Wednesday, April 09, 2008 12:05 am by Cristina in , ,    No comments
The staff at Blackstone Audio were so kind as to provide us with a copy of their Jane Eyre audiobook, read by Juliet Mills.

  • Publisher: Blackstone Audio Inc.; Unabridged edition (February 1, 2008)
  • Language: English
  • ISBN-10: 143320956X
  • ISBN-13: 978-1433209567
  • Product Dimensions: 5.8 x 5.4 x 1.9 inches
16 CD LIBRARY 1-4332-1355-7 $120.00
16 CD RETAIL 1-4332-0956-7 $29.95
Jane Eyre is available in all sorts of formats and versions: films, comics, paintings, music, plays, handbags, etc. Yet what about the unabridged and untouched novel read by a British female voice? Now this was a new thing for BrontëBlog, apart from a few samples.

Juliet Mills does a brilliant job(1). At first, however, and this might vary from listener to listener, it caught us unawares. We should have known what to expect yet we were expecting to hear a younger voice read that famous first sentence, 'There was no possibility of taking a walk that day'. But not to worry, Juliet Mills's flexible, musical, soothing, calm voice soon captures the listener.

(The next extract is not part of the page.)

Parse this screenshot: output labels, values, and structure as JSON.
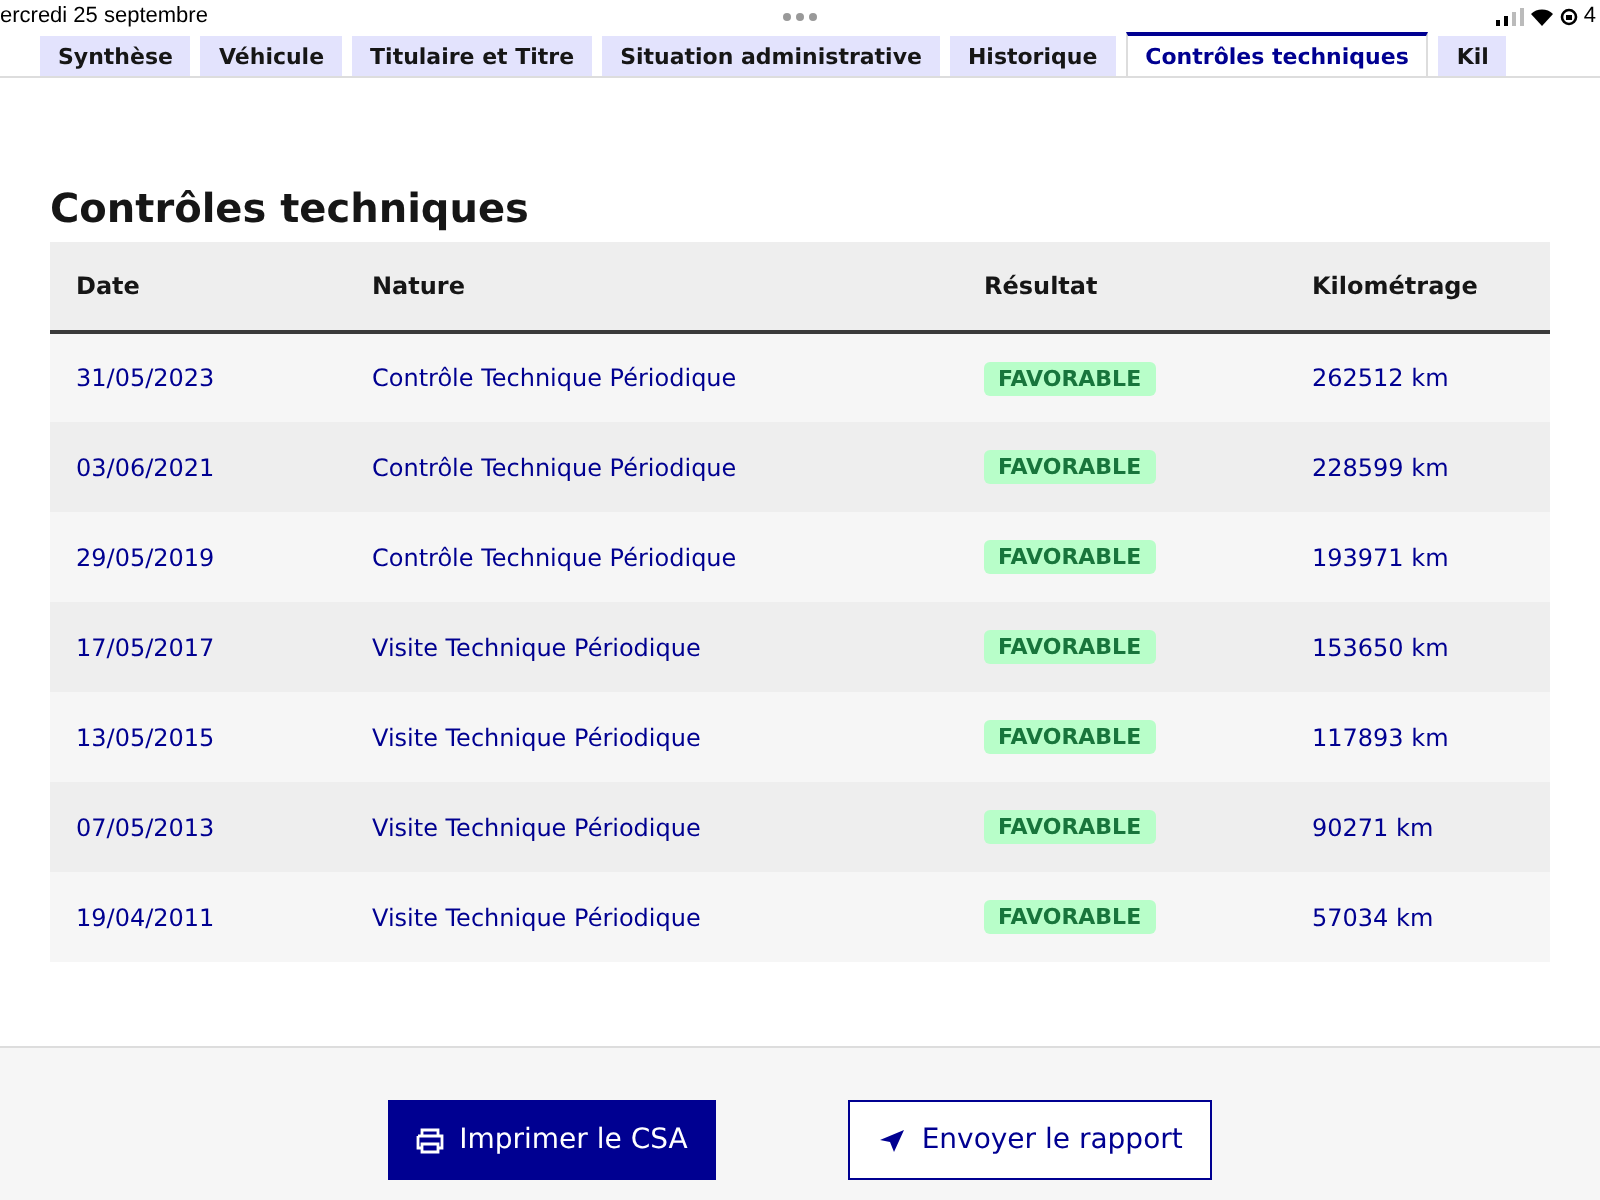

Her voice is also prodigiously expressive and seems to capture every nuance imparted by Charlotte Brontë on the text, to the point of taking the listener to whole new places never visited before in such a well-known narrative. The different characters are clear-cut without needing to alter her voice completely. A different tone, a different rhythm, all suffice to define characters so divers as Mrs Fairfax or Robert Leaven. We are aware that there are other editions, read by several people or dramatised nearly to the point of sounding like radio-plays. This one-woman performance, however, suited us just fine. Juliet Mills's voice never once becomes monotonous, it is always full of live and spirit and much in accordance with the fragment of the novel being read at that moment.

Reading Jane Eyre aloud is no easy matter. The sentences are usually long, many of the words are not part of our day-to-day vocabulary. There are other obstacles, too, as a French-speaking girl, who Juliet Mills conquers just fine: it's not a native accent, but the results are certainly decent. Also, as many 19th-century writers tended to do, Charlotte Brontë avoided some place names and used hyphens instead, locating Thornfield Hall in ---shire and sending Jane Rochester's trunks to --- Hotel, London. Juliet Mills 'reads' all these most naturally, not disrupting the narrative in the least.

The audiobook is divided into 16 CDs, distributed in 3 individual cardboard cases for easier use, which are all included in a big cardboard box which has a blurb on the back just like books do. An insightful synopsis of the book ('the story. . . trascendes melodrama to portray a woman's passionate search for a wider and richer life than that accorded to her by Victorian society.') and Thackeray's words on it (which Charlotte would have loved) as well as brief accounts of both Charlotte Brontë and Juliet Mills. All contribute to enhance the audiobook itself. Yet if we could ask for something else we would be happy to see a booklet - the sort you find on CDs - with all this inside in a longer version as well as pictures and, who knows, maybe some sort of notes on the text just like books have.

(1) This reading previously appeared as audio casette in 2002, edited by New Millenium Audio. Juliet Stevens also appears as reader in another, abridged, recording of the novel published by Dove Audio in 1996.